Secretary of State Antony Blinken’s decision to invite United Nations envoys on racism and minority issues to assess the U.S. continued to draw backlash Thursday, more than a week after the announcement.
"Our foreign policy should be predicated on both strength and pride and that American exceptionalism is not a matter of perspective -- it's a matter of history," said Carrie Filipetti, executive director of the Vandenberg Coalition, a nonprofit national security think tank named after former Sen. Arthur Vandenberg, R-Mich. "We were the first country to really focus on universal values, not those of a particular race or ethnicity or creed. And I think that's been forgotten by our foreign policy establishment that seeks to apologize for the United States internationally."
Last Tuesday, Blinken said he had invited the U.N. special rapporteur on minority issues because "great nations such as ours do not hide from our shortcomings, they acknowledge them openly and strive to improve with transparency." He also issued a standing invite to "all U.N. experts" who specialize in human rights issues.

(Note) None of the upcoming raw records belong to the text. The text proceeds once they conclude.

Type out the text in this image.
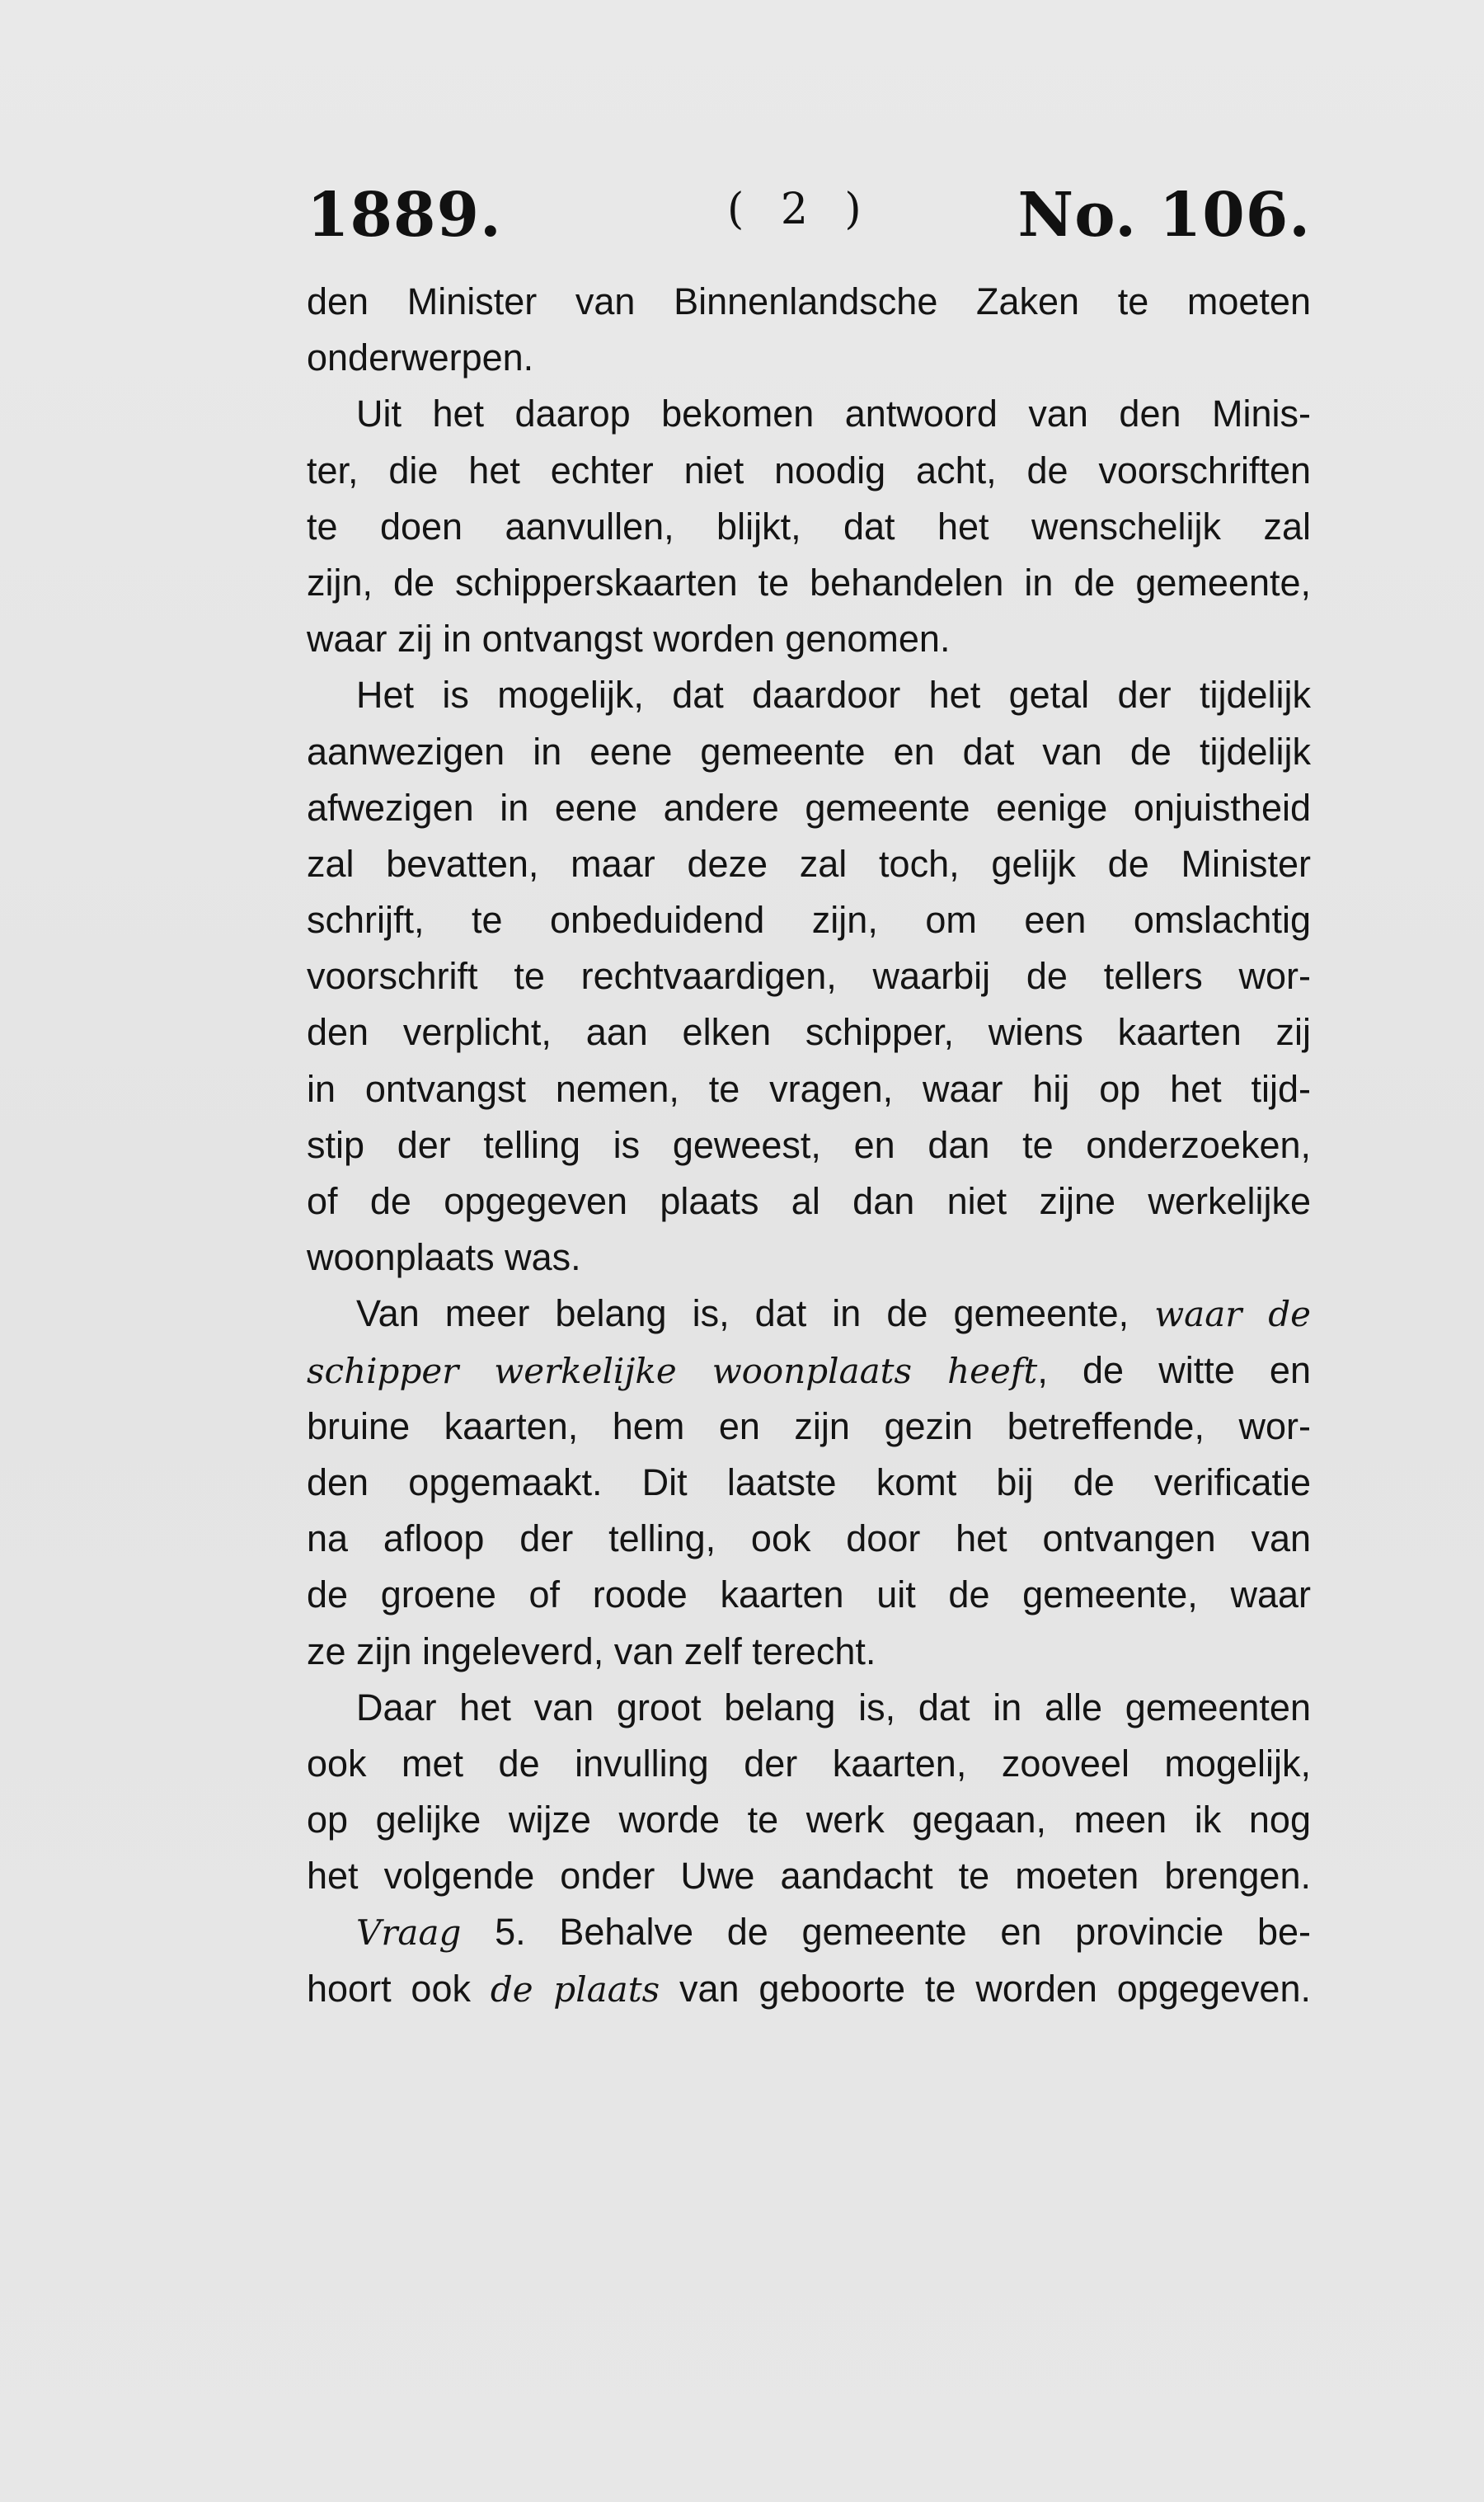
1889.	( 2 ) No. 106.
den Minister van Binnenlandsche Zaken te moeten
onderwerpen.
Uit het daarop bekomen antwoord van den Minis-
ter, die het echter niet noodig acht, de voorschriften
te doen aanvullen, blijkt, dat het wenschelijk zal
zijn, de schipperskaarten te behandelen in de gemeente,
waar zij in ontvangst worden genomen.
Het is mogelijk, dat daardoor het getal der tijdelijk
aanwezigen in eene gemeente en dat van de tijdelijk
afwezigen in eene andere gemeente eenige onjuistheid
zal bevatten, maar deze zal toch, gelijk de Minister
schrijft, te onbeduidend zijn, om een omslachtig
voorschrift te rechtvaardigen, waarbij de tellers wor-
den verplicht, aan elken schipper, wiens kaarten zij
in ontvangst nemen, te vragen, waar hij op het tijd-
stip der telling is geweest, en dan te onderzoeken,
of de opgegeven plaats al dan niet zijne werkelijke
woonplaats was.
Van meer belang is, dat in de gemeente, waar de
schipper werkelijke woonplaats heeft, de witte en
bruine kaarten, hem en zijn gezin betreffende, wor-
den opgemaakt. Dit laatste komt bij de verificatie
na afloop der telling, ook door het ontvangen van
de groene of roode kaarten uit de gemeente, waar
ze zijn ingeleverd, van zelf terecht.
Daar het van groot belang is, dat in alle gemeenten
ook met de invulling der kaarten, zooveel mogelijk,
op gelijke wijze worde te werk gegaan, meen ik nog
het volgende onder Uwe aandacht te moeten brengen.
Vraag 5. Behalve de gemeente en provincie be-
hoort ook de plaats van geboorte te worden opgegeven.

But critics question the validity of what a U.N. report might look like, especially after similar assessments criticized the US strike that killed the terrorist Iranian Gen. Soleimani and described Israel’s conflict with the Palestinians as an "illegal occupation."
"I don't think he's done a very good job of explaining what he's thinking," said Filipetti, who was a Trump-era Deputy Assistant Secretary for Cuba and Venezuela at the State Department.

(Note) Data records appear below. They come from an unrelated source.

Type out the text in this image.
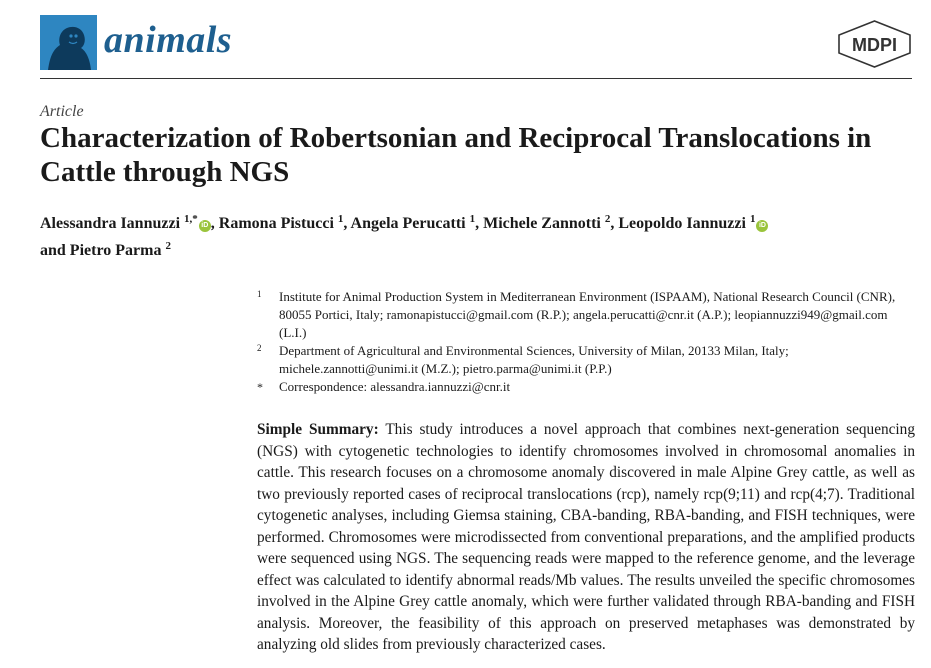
animals	MDPI
Article
Characterization of Robertsonian and Reciprocal Translocations in Cattle through NGS
Alessandra Iannuzzi $^{1,*}$iD , Ramona Pistucci $^1$, Angela Perucatti $^1$, Michele Zannotti $^2$, Leopoldo Iannuzzi $^1$iD
and Pietro Parma $^2$
1 Institute for Animal Production System in Mediterranean Environment (ISPAAM), National Research Council (CNR), 80055 Portici, Italy; ramonapistucci@gmail.com (R.P.); angela.perucatti@cnr.it (A.P.); leopiannuzzi949@gmail.com (L.I.)
2 Department of Agricultural and Environmental Sciences, University of Milan, 20133 Milan, Italy; michele.zannotti@unimi.it (M.Z.); pietro.parma@unimi.it (P.P.)
* Correspondence: alessandra.iannuzzi@cnr.it

Simple Summary: This study introduces a novel approach that combines next-generation sequencing (NGS) with cytogenetic technologies to identify chromosomes involved in chromosomal anomalies in cattle. This research focuses on a chromosome anomaly discovered in male Alpine Grey cattle, as well as two previously reported cases of reciprocal translocations (rcp), namely rcp(9;11) and rcp(4;7). Traditional cytogenetic analyses, including Giemsa staining, CBA-banding, RBA-banding, and FISH techniques, were performed. Chromosomes were microdissected from conventional preparations, and the amplified products were sequenced using NGS. The sequencing reads were mapped to the reference genome, and the leverage effect was calculated to identify abnormal reads/Mb values. The results unveiled the specific chromosomes involved in the Alpine Grey cattle anomaly, which were further validated through RBA-banding and FISH analysis. Moreover, the feasibility of this approach on preserved metaphases was demonstrated by analyzing old slides from previously characterized cases.
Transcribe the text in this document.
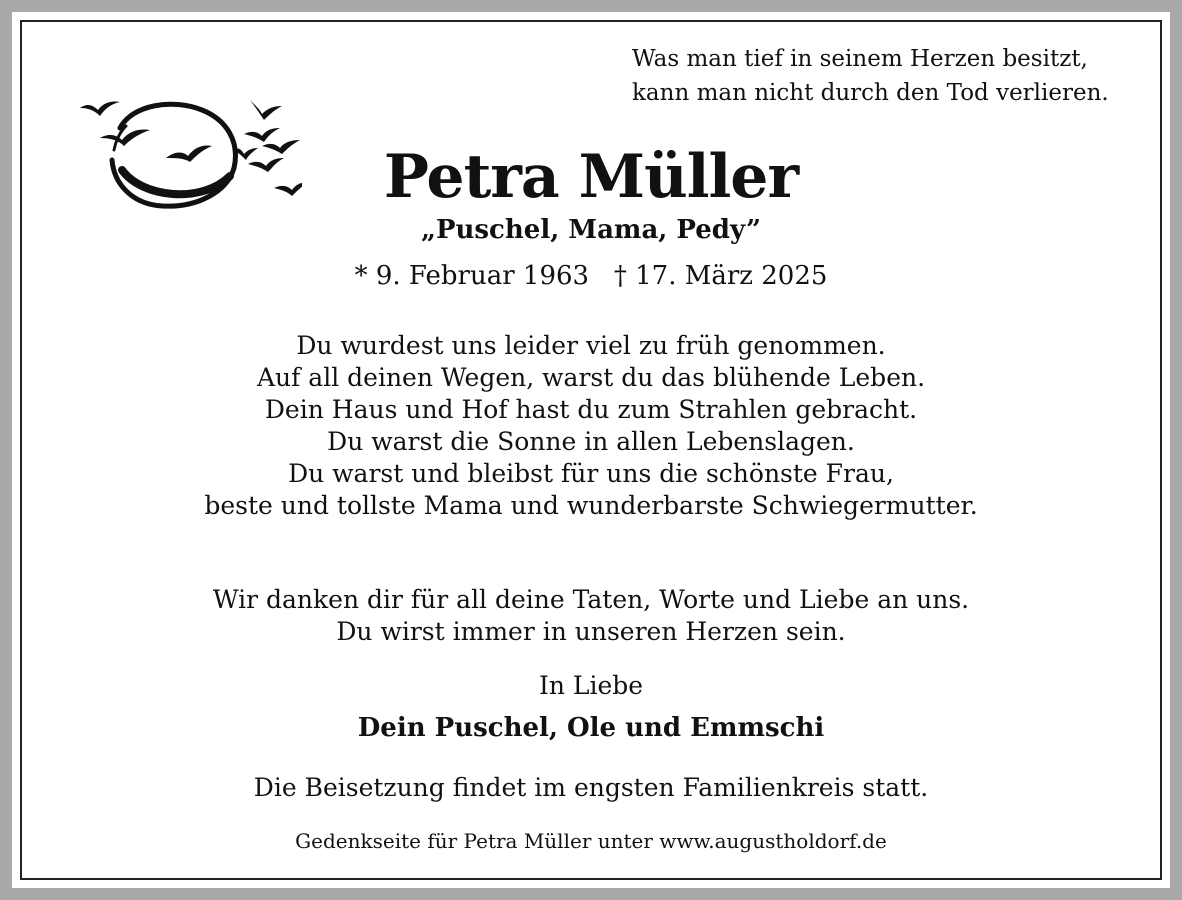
Was man tief in seinem Herzen besitzt,
kann man nicht durch den Tod verlieren.
Petra Müller
„Puschel, Mama, Pedy”
* 9. Februar 1963   † 17. März 2025
Du wurdest uns leider viel zu früh genommen.
Auf all deinen Wegen, warst du das blühende Leben.
Dein Haus und Hof hast du zum Strahlen gebracht.
Du warst die Sonne in allen Lebenslagen.
Du warst und bleibst für uns die schönste Frau,
beste und tollste Mama und wunderbarste Schwiegermutter.
Wir danken dir für all deine Taten, Worte und Liebe an uns.
Du wirst immer in unseren Herzen sein.
In Liebe
Dein Puschel, Ole und Emmschi
Die Beisetzung findet im engsten Familienkreis statt.
Gedenkseite für Petra Müller unter www.augustholdorf.de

And the U.N.’s Human Rights Council itself has come under fire in recent years. The Trump administration withdrew the U.S. from the group in 2018 to protest what it called anti-Israel bias as well as the fact that other members included countries accused of egregious human rights violations, including Cuba, Nicaragua, Russia, China, Somalia and Sudan.

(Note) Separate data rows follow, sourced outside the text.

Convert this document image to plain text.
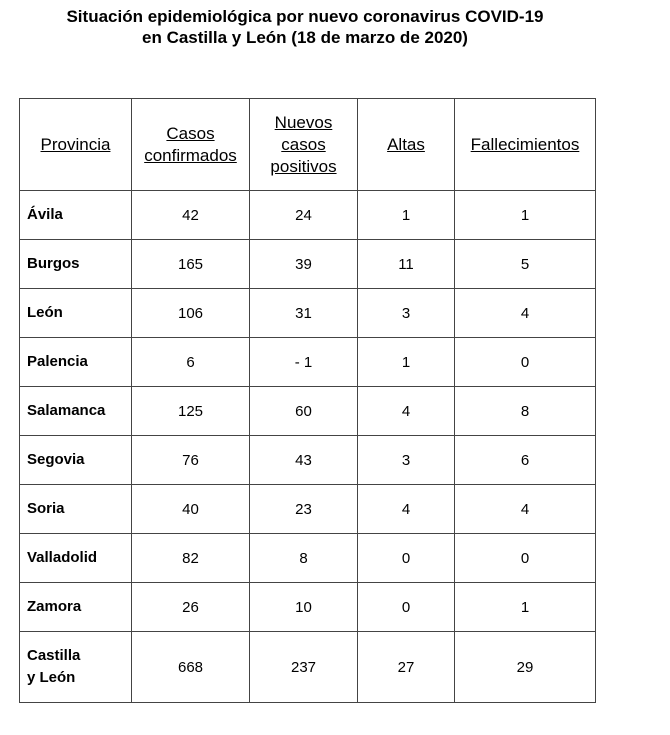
Situación epidemiológica por nuevo coronavirus COVID-19
en Castilla y León (18 de marzo de 2020)
Provincia	Casos confirmados	Nuevos casos positivos	Altas	Fallecimientos
Ávila	42	24	1	1
Burgos	165	39	11	5
León	106	31	3	4
Palencia	6	- 1	1	0
Salamanca	125	60	4	8
Segovia	76	43	3	6
Soria	40	23	4	4
Valladolid	82	8	0	0
Zamora	26	10	0	1
Castilla
y León	668	237	27	29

Blinken’s State Department accused China of "genocide and crimes against humanity" targeting the country’s Uyghur Muslims in a new report last week.
"These entities join the Human Rights Council, by the way, to hide their crimes, not to actually shine light on crimes that are really occurring," Filipetti said. "Where is the call for a human rights investigation into the attacks against Cuban dissidents, into the human trafficking, by the way, of Cuban doctors over the course of the last decade?"
And the U.N. as a whole has been accused of succumbing to pressure from Beijing on a number of issues, including the coronavirus lab leak theory that officials convinced the mainstream media to virtually ignore for more than a year.
Filipetti said the HRC currently has "absolutely no credibility" and called the potential assessment "a misuse of U.S. tax dollars" – in addition to a waste of U.N. resources that she said should be focused on investigating ongoing human rights violations.
In Cuba, for example, she said anti-communist protesters who have been demanding freedom and democracy are being rounded up and imprisoned. China is accused of keeping more than 1 million ethnic minority Uyghur Muslims in concentrations camps. And Russia has been accused of killing its own political dissidents – even when they live in foreign countries.
"We need to resume our leadership role," Filipetti said "And other countries will respect that as they have over the decades of American leadership until now."
The U.S. government, with its powers separated between the legislative, executive and judicial branches, is more than capable of investigating and resolving its own racial justice issues, she said.
Inviting a compromised HRC assessment only serves to further Chinese and Russian propaganda that is designed to deflect from human rights violations in those countries by highlighting any tensions that emerge in the U.S.
"It does concede ground to the Chinese and the Russians who are trying to perpetuate this myth of American human rights violations, when all it takes is a quick look at any human rights organization out there and see that China and Russia are actually two of the most significant human rights violators that are out there in the world – and the United States is just fundamentally not," she said.
And the foreign adversaries have already been accused of trying to exploit racial tensions in the U.S. by using bots and troll accounts to drum up controversy and pit Americans against one another, which Facebook calls "coordinated inauthentic behavior."
"This is real information warfare and it's being used to sow discontent within our country that is not reflective of where the American people are," Filipetti said.
A State Department spokesperson said Friday that the U.N. Special Rapporteur on minority issues had requested an official visit and formal invitation to the U.S. earlier this year.
"This official visit is a priority to the United States," the spokesperson said. "It was considered among several official visit requests received for 2021."
Another invitation to the Special Rapporteur on contemporary forms of racism is an "extra step" meant to "support a fuller discussion on racial justice issues," the spokesperson added.
The U.N.’s current Special Rapporteur on contemporary forms of racism is a law professor at the University of California, Los Angeles School of Law, E. Tendayi Achiume, a Zambia native who attended elite universities in the U.S. and United Kingdom. Her office’s most recent report sought to highlight "how digital technologies are being deployed to advance the xenophobic and racially discriminatory ideologies that have become so prevalent, in part due to widespread perceptions of refugees and migrants as per se threats to national security."
In terms of which countries she has written reports on, the list of links on her UCLA bio is short: the Netherlands, Qatar, the United Kingdom and Morocco.
She did not immediately respond to a Fox News request for comment.
Fox News’ Adam Shaw contributed to this report.